TOP2015年10月御嶽山の噴石は上と横から 地形考慮の防災必要

 昨年9月の御嶽山の噴火災害で最も犠牲者の多かった山頂の剣ケ峰(3067メートル)付近は、上空から落ちてくる噴石と、ライナーのように横から飛んでくる噴石と、2方向から噴石に襲われた可能性があることが、コンサルタント会社の試算で3日までに分かった。軌道が違う噴石同士は空中で衝突しやすく、砕けて噴石の数が増え、被害を拡大した可能性もあるという。

 王滝頂上(2936メートル)付近では、低い軌道を描く噴石は地獄谷の切り立った山肌にぶつかるため、上空からの噴石が多かったとみられる。国は噴火災害を受けて登山者の安全確保強化を打ち出すが、多くの火山では火口を中心とする同心円で防災対応が練られており、試算したアジア航測(東京)総合研究所の千葉達朗技師長は「地形を考慮したきめ細かい対応が必要だ」と指摘している。

 試算では、噴石は直径50センチ、1立方メートル当たり2・5トンの密度と仮定。
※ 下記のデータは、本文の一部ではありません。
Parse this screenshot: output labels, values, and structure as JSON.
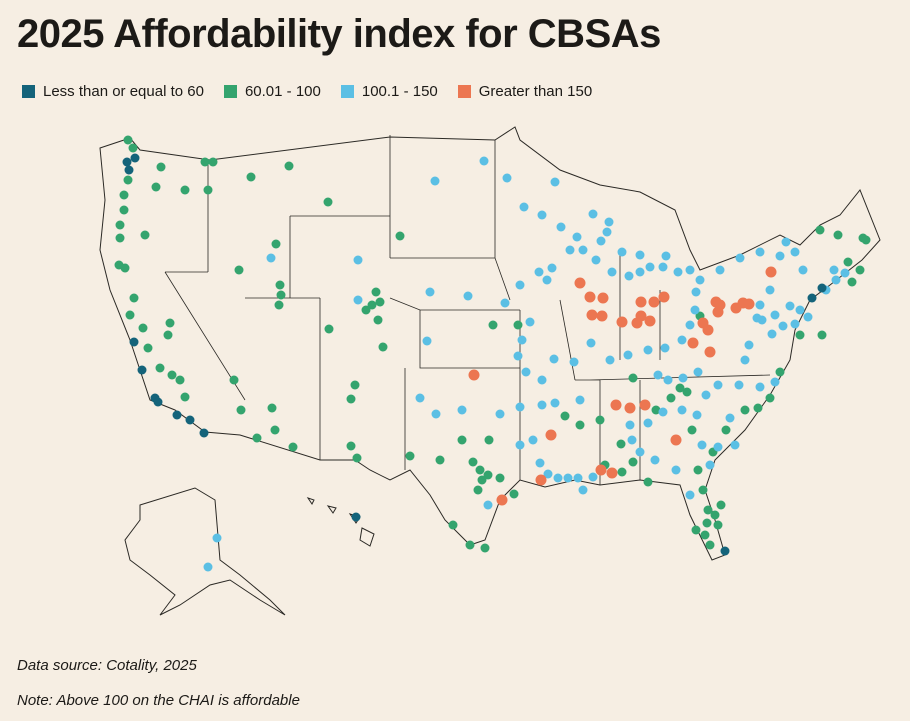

最も活動が活発だった地獄谷の火口(2700メートル付近)から最大秒速135メートルで噴き出したとすると、剣ケ峰付近には、水平方向に対して80度ほどの角度で出た噴石が900メートル近く上がってから落下。55度ほどで出た低い軌道の噴石が、ほぼ真横から直撃する形だった。

 王滝頂上付近では、同80度弱で噴出した噴石が800メートル余り上がってから落下。山肌をぎりぎりで超える低い軌道の噴石は、上空を通過した可能性もあるという。

 火山噴火予知連絡会御嶽山総合観測班によると、剣ケ峰の建物には、噴石が横から突き刺さったような跡があった。剣ケ峰付近は、こぶし大程度以上の噴石が1平方メートル当たり10個前後あった一方、王滝頂上付近は同1個未満だった。

 独立行政法人産業技術総合研究所(茨城県つくば市)の及川輝樹主任研究員は、軌道の異なる噴石が飛び、空中で衝突したとの見方について、「噴石は砕けて小さくなるが、数が増えて登山者に当たる確率が高まった可能性がある」とみている。

 昨年の噴火災害は犠牲者58人、行方不明者5人を出した。犠牲者の大多数は、噴石による損傷死だった。